Peut-être sont-ce les textes où demeurent une misogynie ambiante et une homophobie pas encore éradiquée ou l’hyper-sexualisation - remarquable dans le perreo, la danse typique du genre qui se danse fessier levé, collé à son partenaire -, mais le genre semble être ignoré voire ouvertement méprisé par les médias. Pourtant Bad Bunny a été l'artiste le plus écouté de Spotify en 2020, des grandes chanteuses comme Rosalia en gorgent leurs albums et les grands tubes du genre battent régulièrement les records de ventes ou d’écoutes. Capable de catalyser les colères et résistances de la jeunesse - derrière ses aspects de musique festive -, le reggaeton est une musique bien plus complexe qu’on ne l’autorise à être.
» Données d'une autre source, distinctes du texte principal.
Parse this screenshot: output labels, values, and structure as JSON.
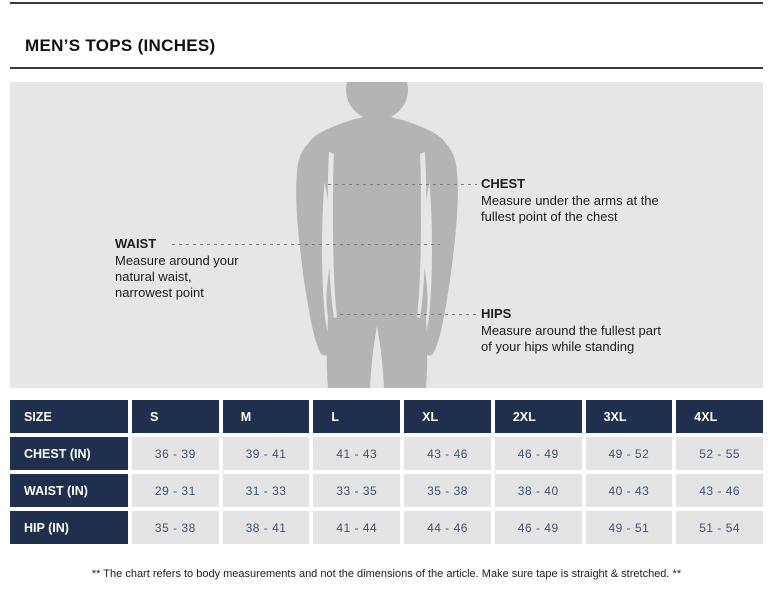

Méjugé et décrié pour l’instant, le reggaeton parcourra sans doute le même chemin vers l’acceptation que le rock ou le hip-hop avant lui.

La musique classique

Le monde de la musique classique portoricaine est tout petit mais il y a tout de même un nom à retenir : Pablo Casals (1876-1973). Vous remarquerez peut-être qu’il est espagnol, et vous aurez raison. Mais le compositeur a passé ses vieux jours à Porto Rico et est, en conséquence, un peu considéré comme un compatriote par les Portoricains. Sa carrière brillante est le fruit d’une rencontre imprévue avec la reine d’Espagne, qui a éclairé son destin. Alors qu’il joue du violoncelle dans un café de Catalogne en Espagne pour gagner un peu d’argent, elle le repère et, séduite par son talent, le prend en charge pour lui trouver une bourse. Pablo Casals est aujourd’hui l’une des grandes références de l’histoire du violoncelle, avec Rostropovitch. Il a mis en place de nouvelles techniques, et a fait évoluer l’instrument. Également compositeur, ce musicien a laissé une formidable œuvre pour violoncelle. En Espagne, il est respecté pour son engagement contre le fascisme. Il n’a jamais accepté d’aller jouer en Allemagne sous le nazisme, et n’a tenu aucun concert pendant cinq ans en Espagne pour s’opposer à Franco. Finalement, il choisit Porto Rico, où il fonde l’orchestre symphonique et donne de nombreuses master classes. Il meurt à San Juan à l’âge de 96 ans.